Here are two things that are no secret this NBA offseason – The Warriors want to trade David Lee, and the Nets are desperately trying to cut costs. Let’s help them both out.
Although Lee may have played a small role in turning the tides in the NBA Finals, Golden State has no need for him as its current highest paid player (especially with what Draymond Green is about to get paid). It’s not only common knowledge that the Warriors will be looking to trade the forward, but Lee and his agent are on board as well, so this should be easy.
Then we have the Nets … who stumbled into the eight-seed in the east with the highest payroll in the league. For the most part, Brooklyn is screwed for the time being. They owe Boston most of their first-round picks, and are so far over the cap that they’re left with almost no realistic way to improve as currently constructed.
Here’s a good way for both teams to solve their problems:
Why it works for Golden State:
Obviously, there’s a potentially huge talent upgrade here to be had for the Warriors IF they get a healthy D-Will. Basically, Golden State gives a player they don’t even play, along with their backup point guard in Livingston, for another deadly sixth-man to come off the bench with Andre Iguodala.
With Williams’ minutes down as a bench player, he’d likely be able to find his health and be a strong contributor for 20-25 minutes a night backing-up the Splash Brothers. The Warriors’ championship has already been called into question seeing each team they beat was suffering from injuries, and they avoided facing the Spurs and Clippers. That means they need to repeat next year, and firepower like D-Will as a reserve is something that could help make that happen.
There are two potential problems for Golden State.
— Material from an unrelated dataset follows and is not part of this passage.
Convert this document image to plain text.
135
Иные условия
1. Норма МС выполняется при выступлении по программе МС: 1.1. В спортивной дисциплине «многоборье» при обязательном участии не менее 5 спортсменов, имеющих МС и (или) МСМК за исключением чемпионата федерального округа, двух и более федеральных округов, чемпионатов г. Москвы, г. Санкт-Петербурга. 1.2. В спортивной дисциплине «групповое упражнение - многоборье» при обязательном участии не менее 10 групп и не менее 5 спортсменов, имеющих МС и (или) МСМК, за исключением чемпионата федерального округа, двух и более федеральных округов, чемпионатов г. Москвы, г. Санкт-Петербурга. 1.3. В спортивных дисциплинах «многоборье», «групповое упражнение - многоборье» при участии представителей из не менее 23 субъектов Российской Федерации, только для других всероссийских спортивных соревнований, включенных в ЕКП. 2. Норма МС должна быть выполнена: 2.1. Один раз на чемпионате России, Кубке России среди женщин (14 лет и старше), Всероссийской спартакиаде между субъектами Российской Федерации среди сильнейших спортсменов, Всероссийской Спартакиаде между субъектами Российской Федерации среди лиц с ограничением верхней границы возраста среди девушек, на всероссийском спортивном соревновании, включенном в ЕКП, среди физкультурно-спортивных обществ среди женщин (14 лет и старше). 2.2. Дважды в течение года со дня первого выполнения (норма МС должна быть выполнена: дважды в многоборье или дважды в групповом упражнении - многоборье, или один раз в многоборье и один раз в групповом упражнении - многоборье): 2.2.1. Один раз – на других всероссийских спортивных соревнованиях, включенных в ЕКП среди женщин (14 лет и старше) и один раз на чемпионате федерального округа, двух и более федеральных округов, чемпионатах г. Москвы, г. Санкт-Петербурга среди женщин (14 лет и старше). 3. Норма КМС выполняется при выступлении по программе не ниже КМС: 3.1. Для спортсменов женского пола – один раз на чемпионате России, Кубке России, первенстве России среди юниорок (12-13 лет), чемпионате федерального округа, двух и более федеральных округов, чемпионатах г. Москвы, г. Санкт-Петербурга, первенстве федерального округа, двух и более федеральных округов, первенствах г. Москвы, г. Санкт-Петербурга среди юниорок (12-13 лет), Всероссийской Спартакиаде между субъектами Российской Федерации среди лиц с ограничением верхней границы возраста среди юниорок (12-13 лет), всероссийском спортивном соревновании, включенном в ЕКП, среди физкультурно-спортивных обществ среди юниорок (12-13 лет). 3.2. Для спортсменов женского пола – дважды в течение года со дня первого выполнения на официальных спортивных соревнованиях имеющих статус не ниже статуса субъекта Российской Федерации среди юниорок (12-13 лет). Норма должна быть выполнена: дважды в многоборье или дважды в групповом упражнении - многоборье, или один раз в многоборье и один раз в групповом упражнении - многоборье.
The first is that they need to make sure Williams is accepting of becoming a glorified role player on a serious contender. If D-Will’s smart, this isn’t a problem. Second, is that the with Williams under contract for two more seasons at over $20 million per, they are going to be paying a heavy luxury tax next season (and probably some in 2016-17, but the cap will raise to about $87 million).
With Klay Thompson’s extension kicking in, and Green expected to re-sign, the payroll will be steep in the Bay. However, Williams’ deal will expire the same season as Steph Curry’s, so it won’t get in the way of paying their best player when the time comes. The idea of improving a championship roster and going for the repeat make spending the money worth it.
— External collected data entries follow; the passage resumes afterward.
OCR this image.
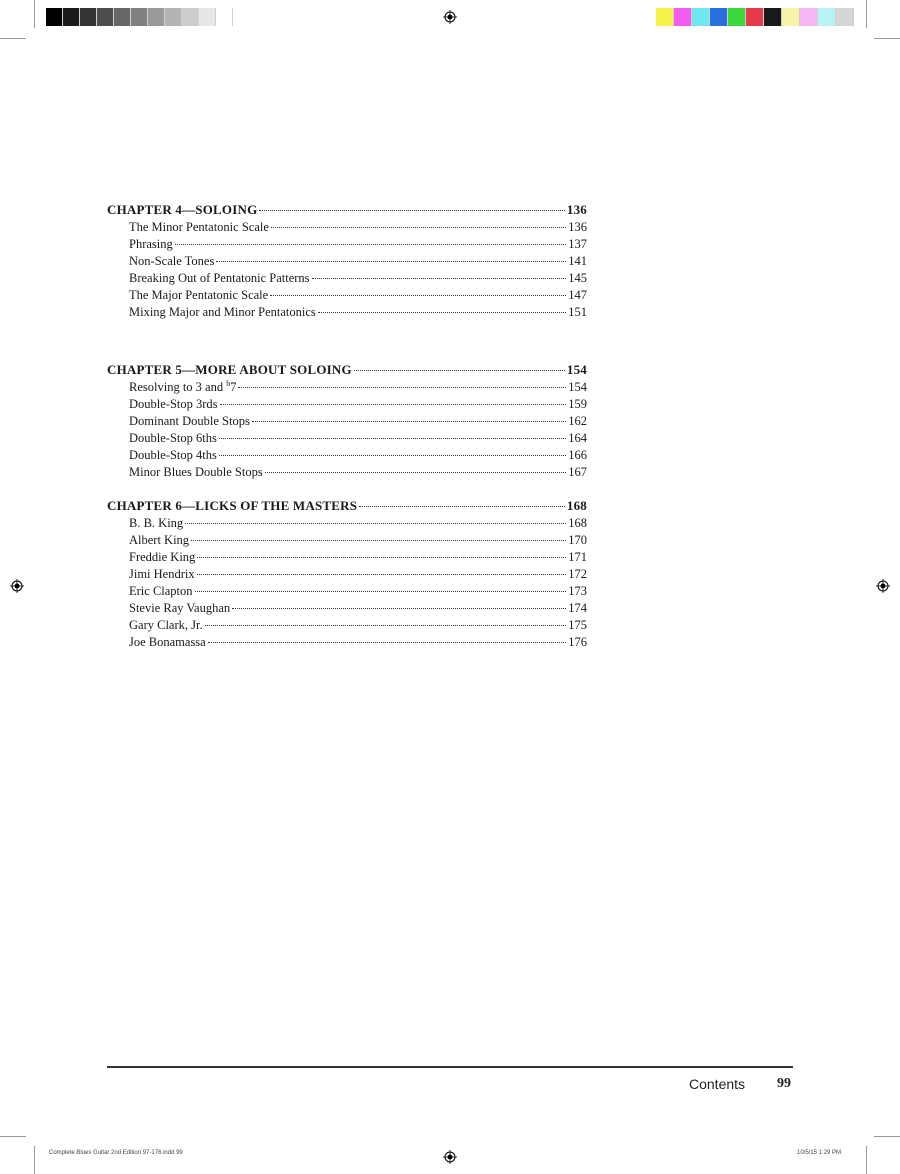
CHAPTER 4—SOLOING	136
The Minor Pentatonic Scale	136
Phrasing	137
Non-Scale Tones	141
Breaking Out of Pentatonic Patterns	145
The Major Pentatonic Scale	147
Mixing Major and Minor Pentatonics	151
CHAPTER 5—MORE ABOUT SOLOING	154
Resolving to 3 and $^b$7	154
Double-Stop 3rds	159
Dominant Double Stops	162
Double-Stop 6ths	164
Double-Stop 4ths	166
Minor Blues Double Stops	167
CHAPTER 6—LICKS OF THE MASTERS	168
B. B. King	168
Albert King	170
Freddie King	171
Jimi Hendrix	172
Eric Clapton	173
Stevie Ray Vaughan	174
Gary Clark, Jr.	175
Joe Bonamassa	176
Contents 99
Complete Blues Guitar 2nd Edition 97-176.indd 99	10/5/15 1:29 PM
Why it works for Brooklyn:
Money, money, money!
Sure, both Livingston and Lee are potential starters for the Nets (laughable seeing they were pretty much eighth and ninth men in Oakland). Winning just isn’t a priority for the Nets next season (fabulous news for the Celtics). Of course, they don’t have their draft pick, so they won’t be tanking, but acquiring expiring contracts like Lee will be a priority. And the benefit for Lee is that he can prove he still has a place in the league and deserves another decent contract.
Livingston (who goes from heaven back to purgatory) gives Brooklyn a nice cost controlled point guard to go with the few players it wants to keep around long-term. But here’s why this trade is so perfect for the Nets – Lee’s $15.4 million would come off the books in the summer of 2016 along with Joe Johnson’s $24.8M, and potentially Brook Lopez’s $16.7M and Thad Young’s $9.7M if both players opt-in to their player options.
If it works out that way, that’s over $66 MILLION coming off the books for the Nets next summer, when the cap is about to make it’s first jump because of the new television deal. All of the sudden, the Nets are huge free agent players in just one season, thanks in huge part to this trade.